Job Description
Join our international team and be the key support to clinical research projects, part of the start-up team, working in a dynamic multi-functional environment, gaining unique skills from various disciplines relevant to clinical research.
This is a hybrid work arrangement that combines working from our Leuven office with the option to work from home.
You will:
* Review and negotiate site budgets
* Facilitate the review and negotiation of clinical trial agreements (CTAs) and investigator grants between PSI Legal, the project team, and the study site
* Customize and prepare contractually binding site-specific documents in cooperation with PSI Legal
* Track CTA and investigator grant negotiation status in the Clinical Trial Management System (CTMS)

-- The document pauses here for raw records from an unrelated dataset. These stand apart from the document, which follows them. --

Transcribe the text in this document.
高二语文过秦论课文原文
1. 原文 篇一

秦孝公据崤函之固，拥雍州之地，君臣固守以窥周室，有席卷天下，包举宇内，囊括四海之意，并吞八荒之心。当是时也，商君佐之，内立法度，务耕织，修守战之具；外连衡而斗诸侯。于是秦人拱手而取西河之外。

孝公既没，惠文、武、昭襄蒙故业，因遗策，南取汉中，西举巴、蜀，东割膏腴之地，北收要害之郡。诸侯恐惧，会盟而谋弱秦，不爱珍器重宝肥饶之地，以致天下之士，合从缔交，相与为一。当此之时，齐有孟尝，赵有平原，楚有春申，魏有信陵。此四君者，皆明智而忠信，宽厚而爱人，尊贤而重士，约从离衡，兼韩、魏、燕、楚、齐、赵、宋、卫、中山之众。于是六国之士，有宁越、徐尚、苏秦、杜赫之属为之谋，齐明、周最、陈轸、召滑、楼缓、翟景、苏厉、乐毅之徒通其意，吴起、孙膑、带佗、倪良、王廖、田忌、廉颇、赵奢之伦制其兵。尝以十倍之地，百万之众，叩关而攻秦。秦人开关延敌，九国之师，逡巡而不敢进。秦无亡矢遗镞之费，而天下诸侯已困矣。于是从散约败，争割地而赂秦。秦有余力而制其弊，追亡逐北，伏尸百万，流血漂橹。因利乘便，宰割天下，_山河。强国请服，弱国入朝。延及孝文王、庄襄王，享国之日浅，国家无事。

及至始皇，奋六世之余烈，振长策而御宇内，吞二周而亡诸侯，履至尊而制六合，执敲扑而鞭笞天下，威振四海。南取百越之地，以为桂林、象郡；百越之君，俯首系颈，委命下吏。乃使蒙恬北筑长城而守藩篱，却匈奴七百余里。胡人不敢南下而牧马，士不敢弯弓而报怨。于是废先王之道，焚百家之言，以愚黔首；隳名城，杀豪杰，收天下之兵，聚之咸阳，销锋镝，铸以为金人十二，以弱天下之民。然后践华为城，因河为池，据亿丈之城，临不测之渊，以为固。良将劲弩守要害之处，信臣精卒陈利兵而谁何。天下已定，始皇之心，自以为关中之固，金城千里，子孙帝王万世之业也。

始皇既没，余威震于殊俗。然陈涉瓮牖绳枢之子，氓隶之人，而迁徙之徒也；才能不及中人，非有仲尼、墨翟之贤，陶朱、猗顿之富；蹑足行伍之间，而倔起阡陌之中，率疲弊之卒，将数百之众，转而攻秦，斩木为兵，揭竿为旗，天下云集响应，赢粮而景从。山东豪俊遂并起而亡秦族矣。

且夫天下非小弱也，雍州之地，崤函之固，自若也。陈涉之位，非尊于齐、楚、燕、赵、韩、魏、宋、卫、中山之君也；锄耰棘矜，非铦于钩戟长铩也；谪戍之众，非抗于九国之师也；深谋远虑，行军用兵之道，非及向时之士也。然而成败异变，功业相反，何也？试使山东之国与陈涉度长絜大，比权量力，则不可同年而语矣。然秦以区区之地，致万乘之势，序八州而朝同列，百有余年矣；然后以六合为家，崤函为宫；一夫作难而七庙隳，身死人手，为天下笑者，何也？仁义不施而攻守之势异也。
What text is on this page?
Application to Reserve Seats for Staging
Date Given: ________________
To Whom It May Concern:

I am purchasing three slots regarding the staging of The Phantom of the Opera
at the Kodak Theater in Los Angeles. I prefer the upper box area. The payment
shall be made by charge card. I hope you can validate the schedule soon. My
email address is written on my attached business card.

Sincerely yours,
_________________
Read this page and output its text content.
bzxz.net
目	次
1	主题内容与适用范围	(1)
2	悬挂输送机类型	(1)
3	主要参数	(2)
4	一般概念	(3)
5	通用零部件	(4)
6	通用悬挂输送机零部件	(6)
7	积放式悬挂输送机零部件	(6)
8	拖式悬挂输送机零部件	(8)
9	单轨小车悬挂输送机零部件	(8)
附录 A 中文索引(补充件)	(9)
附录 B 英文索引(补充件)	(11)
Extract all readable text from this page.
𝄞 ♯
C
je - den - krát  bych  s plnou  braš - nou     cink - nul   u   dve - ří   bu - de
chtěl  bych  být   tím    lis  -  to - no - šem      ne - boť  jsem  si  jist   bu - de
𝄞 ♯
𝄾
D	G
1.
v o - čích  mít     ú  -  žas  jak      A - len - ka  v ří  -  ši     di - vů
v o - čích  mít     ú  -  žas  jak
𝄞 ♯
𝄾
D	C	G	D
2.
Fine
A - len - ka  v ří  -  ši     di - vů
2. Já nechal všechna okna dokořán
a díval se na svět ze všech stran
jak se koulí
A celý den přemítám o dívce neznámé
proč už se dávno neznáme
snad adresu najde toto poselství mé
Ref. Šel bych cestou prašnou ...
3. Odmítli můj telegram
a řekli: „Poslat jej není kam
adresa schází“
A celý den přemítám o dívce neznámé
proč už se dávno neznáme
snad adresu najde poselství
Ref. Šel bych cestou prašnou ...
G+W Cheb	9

* Prepare the executable version of the contract, including grants, and coordinates the signature process
* File executed contracts in the Trial Master File and maintains local documentation
* Liaise with the project team, translation, and legal departments on site contracting and grant negotiation matters
Qualifications
* College/University degree in Life Sciences or an equivalent combination of education, training and experience
* At least 3 years of full-scope Study Startup experience in Belgium
* Full professional working proficiency in Dutch and English
* Well-developed communication and organizational skills
* Ability to negotiate and build relationships at all levels
Additional Information
Advance your career in clinical research, coordinating a variety of tasks and learning new things while growing with the company.